Whatever produced in me this deep faith in life (regardless of the evidence; sometimes in the teeth of the evidence), I am grateful for it. It makes everything easier, even possible. The other day I noted that my good friend Jon seems to have moved beyond anger at various things he cannot command. I was very glad to see that. After all, what good does anger do us? It’s like fear, “the little death, the mind killer,” to quote Dune.
A while later, I thought, we are groups of strands, each with its own imperatives and its own will. That puts a different light on the saying that “It is better to be whole than good.” That saying recognizes that it is better to realize that we are many things, than to believe that we are one thing with which we can identify.

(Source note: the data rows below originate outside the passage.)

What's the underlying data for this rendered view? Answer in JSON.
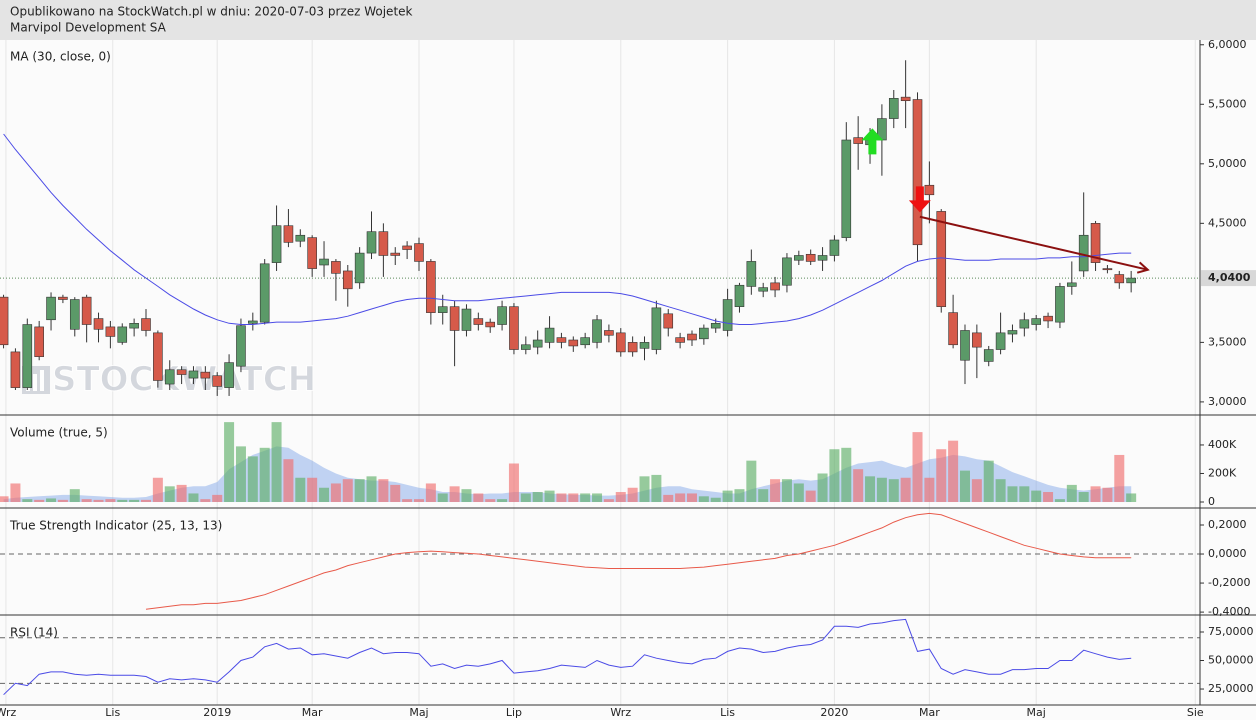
{
  "header": {
    "title": "Opublikowano na StockWatch.pl w dniu: 2020-07-03 przez Wojetek",
    "subtitle": "Marvipol Development SA"
  },
  "chart_data": [
    {
      "type": "candlestick",
      "watermark": "STOCKWATCH",
      "open": [
        3.88,
        3.42,
        3.12,
        3.63,
        3.69,
        3.88,
        3.61,
        3.88,
        3.7,
        3.63,
        3.5,
        3.62,
        3.7,
        3.58,
        3.15,
        3.27,
        3.2,
        3.25,
        3.22,
        3.12,
        3.3,
        3.66,
        3.67,
        4.17,
        4.48,
        4.35,
        4.38,
        4.15,
        4.18,
        4.1,
        4.0,
        4.25,
        4.43,
        4.25,
        4.31,
        4.33,
        4.18,
        3.75,
        3.8,
        3.6,
        3.7,
        3.67,
        3.65,
        3.8,
        3.44,
        3.46,
        3.5,
        3.54,
        3.52,
        3.48,
        3.5,
        3.6,
        3.58,
        3.5,
        3.45,
        3.44,
        3.74,
        3.54,
        3.57,
        3.53,
        3.62,
        3.6,
        3.8,
        3.97,
        3.93,
        4.0,
        3.98,
        4.19,
        4.24,
        4.19,
        4.23,
        4.38,
        5.22,
        5.16,
        5.2,
        5.38,
        5.56,
        5.54,
        4.82,
        4.6,
        3.75,
        3.35,
        3.58,
        3.34,
        3.44,
        3.57,
        3.62,
        3.65,
        3.72,
        3.67,
        3.97,
        4.1,
        4.5,
        4.12,
        4.07,
        4.0
      ],
      "high": [
        3.9,
        3.45,
        3.7,
        3.68,
        3.92,
        3.9,
        3.88,
        3.9,
        3.75,
        3.68,
        3.66,
        3.7,
        3.78,
        3.6,
        3.35,
        3.3,
        3.3,
        3.3,
        3.25,
        3.4,
        3.7,
        3.75,
        4.2,
        4.65,
        4.62,
        4.45,
        4.4,
        4.35,
        4.2,
        4.15,
        4.3,
        4.6,
        4.5,
        4.3,
        4.35,
        4.38,
        4.2,
        3.9,
        3.85,
        3.82,
        3.75,
        3.7,
        3.85,
        3.83,
        3.55,
        3.6,
        3.72,
        3.58,
        3.55,
        3.58,
        3.73,
        3.65,
        3.62,
        3.55,
        3.55,
        3.85,
        3.78,
        3.58,
        3.6,
        3.65,
        3.7,
        3.95,
        4.0,
        4.28,
        4.0,
        4.05,
        4.25,
        4.27,
        4.28,
        4.3,
        4.4,
        5.35,
        5.4,
        5.3,
        5.5,
        5.62,
        5.87,
        5.6,
        5.02,
        4.62,
        3.9,
        3.65,
        3.65,
        3.47,
        3.75,
        3.65,
        3.75,
        3.73,
        3.75,
        4.0,
        4.18,
        4.76,
        4.52,
        4.15,
        4.1,
        4.1
      ],
      "low": [
        3.45,
        3.1,
        3.1,
        3.35,
        3.6,
        3.83,
        3.55,
        3.5,
        3.5,
        3.45,
        3.48,
        3.55,
        3.55,
        3.12,
        3.1,
        3.15,
        3.15,
        3.1,
        3.05,
        3.05,
        3.25,
        3.6,
        3.65,
        4.1,
        4.3,
        4.3,
        4.05,
        4.05,
        3.85,
        3.8,
        3.95,
        4.2,
        4.05,
        4.15,
        4.2,
        4.1,
        3.65,
        3.65,
        3.3,
        3.55,
        3.6,
        3.58,
        3.6,
        3.4,
        3.4,
        3.4,
        3.45,
        3.45,
        3.42,
        3.45,
        3.45,
        3.5,
        3.38,
        3.38,
        3.35,
        3.4,
        3.55,
        3.45,
        3.47,
        3.48,
        3.58,
        3.55,
        3.75,
        3.9,
        3.88,
        3.88,
        3.92,
        4.15,
        4.15,
        4.1,
        4.18,
        4.35,
        4.95,
        5.0,
        4.9,
        5.3,
        5.3,
        4.18,
        4.5,
        3.75,
        3.45,
        3.15,
        3.2,
        3.3,
        3.4,
        3.5,
        3.55,
        3.6,
        3.62,
        3.62,
        3.9,
        4.05,
        4.1,
        4.08,
        3.95,
        3.92
      ],
      "close": [
        3.48,
        3.12,
        3.65,
        3.38,
        3.88,
        3.86,
        3.86,
        3.65,
        3.61,
        3.55,
        3.63,
        3.66,
        3.6,
        3.18,
        3.27,
        3.23,
        3.26,
        3.2,
        3.13,
        3.33,
        3.64,
        3.68,
        4.16,
        4.48,
        4.34,
        4.4,
        4.12,
        4.2,
        4.08,
        3.95,
        4.25,
        4.43,
        4.23,
        4.23,
        4.28,
        4.18,
        3.75,
        3.8,
        3.6,
        3.78,
        3.65,
        3.63,
        3.8,
        3.44,
        3.48,
        3.52,
        3.62,
        3.5,
        3.47,
        3.54,
        3.69,
        3.56,
        3.42,
        3.42,
        3.5,
        3.79,
        3.62,
        3.5,
        3.52,
        3.62,
        3.66,
        3.86,
        3.98,
        4.18,
        3.96,
        3.94,
        4.21,
        4.23,
        4.18,
        4.23,
        4.36,
        5.2,
        5.17,
        5.2,
        5.38,
        5.55,
        5.53,
        4.32,
        4.74,
        3.8,
        3.48,
        3.6,
        3.46,
        3.44,
        3.58,
        3.6,
        3.69,
        3.7,
        3.68,
        3.97,
        4.0,
        4.4,
        4.17,
        4.11,
        4.0,
        4.04
      ],
      "up_color": "#5b9a68",
      "down_color": "#d65a4a",
      "series": [
        {
          "name": "MA (30, close, 0)",
          "color": "#4b4be6",
          "values": [
            5.25,
            5.12,
            5.0,
            4.88,
            4.76,
            4.65,
            4.55,
            4.45,
            4.36,
            4.27,
            4.19,
            4.11,
            4.04,
            3.97,
            3.9,
            3.84,
            3.78,
            3.73,
            3.69,
            3.66,
            3.65,
            3.65,
            3.66,
            3.67,
            3.67,
            3.67,
            3.68,
            3.69,
            3.7,
            3.72,
            3.75,
            3.78,
            3.81,
            3.84,
            3.86,
            3.87,
            3.87,
            3.86,
            3.85,
            3.85,
            3.85,
            3.86,
            3.87,
            3.88,
            3.89,
            3.9,
            3.91,
            3.92,
            3.92,
            3.92,
            3.92,
            3.92,
            3.91,
            3.89,
            3.86,
            3.83,
            3.8,
            3.77,
            3.74,
            3.71,
            3.68,
            3.66,
            3.65,
            3.65,
            3.66,
            3.67,
            3.68,
            3.7,
            3.73,
            3.77,
            3.82,
            3.87,
            3.92,
            3.97,
            4.02,
            4.08,
            4.14,
            4.18,
            4.2,
            4.21,
            4.2,
            4.19,
            4.19,
            4.19,
            4.2,
            4.2,
            4.2,
            4.2,
            4.21,
            4.21,
            4.22,
            4.22,
            4.23,
            4.24,
            4.25,
            4.25
          ]
        }
      ],
      "last_price": {
        "value": 4.04,
        "label": "4,0400"
      },
      "trend": {
        "x": [
          77.2,
          96.4
        ],
        "y": [
          4.555,
          4.11
        ],
        "color": "#8b1010"
      },
      "arrows": [
        {
          "direction": "up",
          "x": 73.2,
          "y": 5.18,
          "color": "#22dd22"
        },
        {
          "direction": "down",
          "x": 77.2,
          "y": 4.71,
          "color": "#ee1111"
        }
      ],
      "ylim": [
        2.89,
        6.04
      ],
      "yticks": [
        {
          "value": 6,
          "label": "6,0000"
        },
        {
          "value": 5.5,
          "label": "5,5000"
        },
        {
          "value": 5,
          "label": "5,0000"
        },
        {
          "value": 4.5,
          "label": "4,5000"
        },
        {
          "value": 3.5,
          "label": "3,5000"
        },
        {
          "value": 3,
          "label": "3,0000"
        }
      ]
    },
    {
      "type": "bar",
      "title": "Volume (true, 5)",
      "values": [
        40000,
        130000,
        20000,
        15000,
        25000,
        15000,
        90000,
        20000,
        15000,
        20000,
        15000,
        15000,
        15000,
        170000,
        110000,
        120000,
        60000,
        20000,
        50000,
        560000,
        390000,
        320000,
        380000,
        560000,
        300000,
        170000,
        170000,
        100000,
        130000,
        160000,
        160000,
        180000,
        160000,
        120000,
        20000,
        20000,
        130000,
        60000,
        110000,
        90000,
        60000,
        20000,
        20000,
        270000,
        60000,
        70000,
        80000,
        60000,
        60000,
        60000,
        60000,
        20000,
        70000,
        100000,
        180000,
        190000,
        50000,
        60000,
        60000,
        40000,
        30000,
        80000,
        90000,
        290000,
        90000,
        160000,
        160000,
        130000,
        80000,
        200000,
        370000,
        380000,
        230000,
        180000,
        170000,
        160000,
        170000,
        490000,
        170000,
        370000,
        430000,
        220000,
        160000,
        290000,
        160000,
        110000,
        110000,
        80000,
        70000,
        20000,
        120000,
        70000,
        110000,
        100000,
        330000,
        60000
      ],
      "up_color": "rgba(95,175,105,0.65)",
      "down_color": "rgba(240,110,110,0.65)",
      "series": [
        {
          "name": "Volume (true, 5)",
          "color": "rgba(120,160,230,0.45)",
          "values": [
            20000,
            30000,
            35000,
            40000,
            45000,
            50000,
            50000,
            45000,
            40000,
            35000,
            30000,
            30000,
            35000,
            60000,
            80000,
            100000,
            110000,
            110000,
            140000,
            230000,
            280000,
            330000,
            360000,
            390000,
            380000,
            330000,
            290000,
            240000,
            200000,
            170000,
            160000,
            150000,
            150000,
            140000,
            120000,
            100000,
            90000,
            70000,
            70000,
            60000,
            55000,
            60000,
            60000,
            70000,
            70000,
            70000,
            60000,
            55000,
            50000,
            50000,
            45000,
            45000,
            50000,
            60000,
            80000,
            100000,
            110000,
            110000,
            90000,
            80000,
            70000,
            60000,
            60000,
            90000,
            110000,
            130000,
            150000,
            160000,
            150000,
            160000,
            200000,
            240000,
            270000,
            280000,
            290000,
            260000,
            240000,
            270000,
            300000,
            310000,
            330000,
            320000,
            300000,
            290000,
            250000,
            210000,
            180000,
            150000,
            120000,
            100000,
            90000,
            80000,
            90000,
            100000,
            110000,
            110000
          ]
        }
      ],
      "ylim": [
        -42000,
        610000
      ],
      "yticks": [
        {
          "value": 400000,
          "label": "400K"
        },
        {
          "value": 200000,
          "label": "200K"
        },
        0
      ]
    },
    {
      "type": "line",
      "title": "True Strength Indicator (25, 13, 13)",
      "series": [
        {
          "name": "True Strength Indicator (25, 13, 13)",
          "color": "#e85a4a",
          "values": [
            null,
            null,
            null,
            null,
            null,
            null,
            null,
            null,
            null,
            null,
            null,
            null,
            -0.38,
            -0.37,
            -0.36,
            -0.35,
            -0.35,
            -0.34,
            -0.34,
            -0.33,
            -0.32,
            -0.3,
            -0.28,
            -0.25,
            -0.22,
            -0.19,
            -0.16,
            -0.13,
            -0.11,
            -0.08,
            -0.06,
            -0.04,
            -0.02,
            0.0,
            0.01,
            0.015,
            0.02,
            0.015,
            0.01,
            0.005,
            0.0,
            -0.01,
            -0.02,
            -0.03,
            -0.04,
            -0.05,
            -0.06,
            -0.07,
            -0.08,
            -0.09,
            -0.095,
            -0.1,
            -0.1,
            -0.1,
            -0.1,
            -0.1,
            -0.1,
            -0.1,
            -0.095,
            -0.09,
            -0.08,
            -0.07,
            -0.06,
            -0.05,
            -0.04,
            -0.03,
            -0.01,
            0.0,
            0.02,
            0.04,
            0.06,
            0.09,
            0.12,
            0.15,
            0.18,
            0.22,
            0.25,
            0.27,
            0.28,
            0.27,
            0.24,
            0.21,
            0.18,
            0.15,
            0.12,
            0.09,
            0.06,
            0.04,
            0.02,
            0.0,
            -0.01,
            -0.02,
            -0.025,
            -0.025,
            -0.025,
            -0.025
          ]
        }
      ],
      "levels": [
        0
      ],
      "ylim": [
        -0.42,
        0.317
      ],
      "yticks": [
        {
          "value": 0.2,
          "label": "0,2000"
        },
        {
          "value": 0,
          "label": "0,0000"
        },
        {
          "value": -0.2,
          "label": "-0,2000"
        },
        {
          "value": -0.4,
          "label": "-0,4000"
        }
      ]
    },
    {
      "type": "line",
      "title": "RSI (14)",
      "series": [
        {
          "name": "RSI (14)",
          "color": "#4b4be6",
          "values": [
            20,
            30,
            28,
            38,
            40,
            40,
            38,
            37,
            38,
            37,
            37,
            37,
            36,
            31,
            34,
            33,
            34,
            33,
            31,
            40,
            50,
            53,
            62,
            65,
            60,
            61,
            55,
            56,
            54,
            52,
            57,
            61,
            56,
            57,
            57,
            56,
            45,
            47,
            43,
            46,
            45,
            47,
            50,
            39,
            40,
            41,
            43,
            46,
            45,
            44,
            50,
            46,
            44,
            45,
            55,
            52,
            50,
            48,
            47,
            51,
            52,
            58,
            61,
            60,
            57,
            58,
            61,
            63,
            64,
            68,
            80,
            80,
            79,
            82,
            83,
            85,
            86,
            58,
            60,
            43,
            38,
            42,
            40,
            38,
            38,
            42,
            42,
            43,
            43,
            50,
            50,
            59,
            56,
            53,
            51,
            52
          ]
        }
      ],
      "levels": [
        70,
        30
      ],
      "ylim": [
        11,
        89.9
      ],
      "yticks": [
        {
          "value": 75,
          "label": "75,0000"
        },
        {
          "value": 50,
          "label": "50,0000"
        },
        {
          "value": 25,
          "label": "25,0000"
        }
      ],
      "grid": true,
      "xlim": [
        -0.3,
        100.8
      ],
      "xticks": [
        {
          "value": 0.2,
          "label": "Wrz"
        },
        {
          "value": 9.2,
          "label": "Lis"
        },
        {
          "value": 18,
          "label": "2019"
        },
        {
          "value": 26,
          "label": "Mar"
        },
        {
          "value": 35,
          "label": "Maj"
        },
        {
          "value": 43,
          "label": "Lip"
        },
        {
          "value": 52,
          "label": "Wrz"
        },
        {
          "value": 61,
          "label": "Lis"
        },
        {
          "value": 70,
          "label": "2020"
        },
        {
          "value": 78,
          "label": "Mar"
        },
        {
          "value": 87,
          "label": "Maj"
        },
        {
          "value": 100.4,
          "label": "Sie"
        }
      ]
    }
  ]
}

We aren’t simple, good, unitary, because we can’t be. We can only live our multiple, good-and-bad-mixed community lives as best we can, choosing as we go which strands we want to encourage and assist. And since this is always going to be sort of a messy process, the more faith you can bring to it, the better. The joker in the deck, though, is that trust in life doesn’t seem to come on command. You have to live it in faith before you can live it from experience.
Worth the effort of enticing it to come live with you, though!

Where’s Max Goodwin when you need (to be) him?

In working on my novel, I came to a place where the non-3D group is explaining something to the 3D group that is practicing functioning as a group mind, and a thought came to me that doesn’t (or at least doesn’t yet) have its place in the novel, but seems worth thinking about.
• We are composed of many individual strands, each of which may be its own lifetime currently in process.
• Every life has unfinished business.
• Quite possibly we carry our unfinished business from one lifetime into the here-and-now of another lifetime, perhaps neither we nor it knowing it.
• We all know how unslaked emotions demand attention, like little kids saying, “Deal with me!”
• What if our strands experience the equivalent of sibling rivalry? What if they experience each other (and, by extension, us) as interference?
We have been thinking in terms of helping other lives, but what if, in fact, the primary beneficiary of such assistance is we ourselves? If there is any truth in this, perhaps it would be worth our time to treat each of our different moods as individuals and offer to help, as we would if we saw a 3D person in pain.
Calling Max Goodwin! “How can I help?”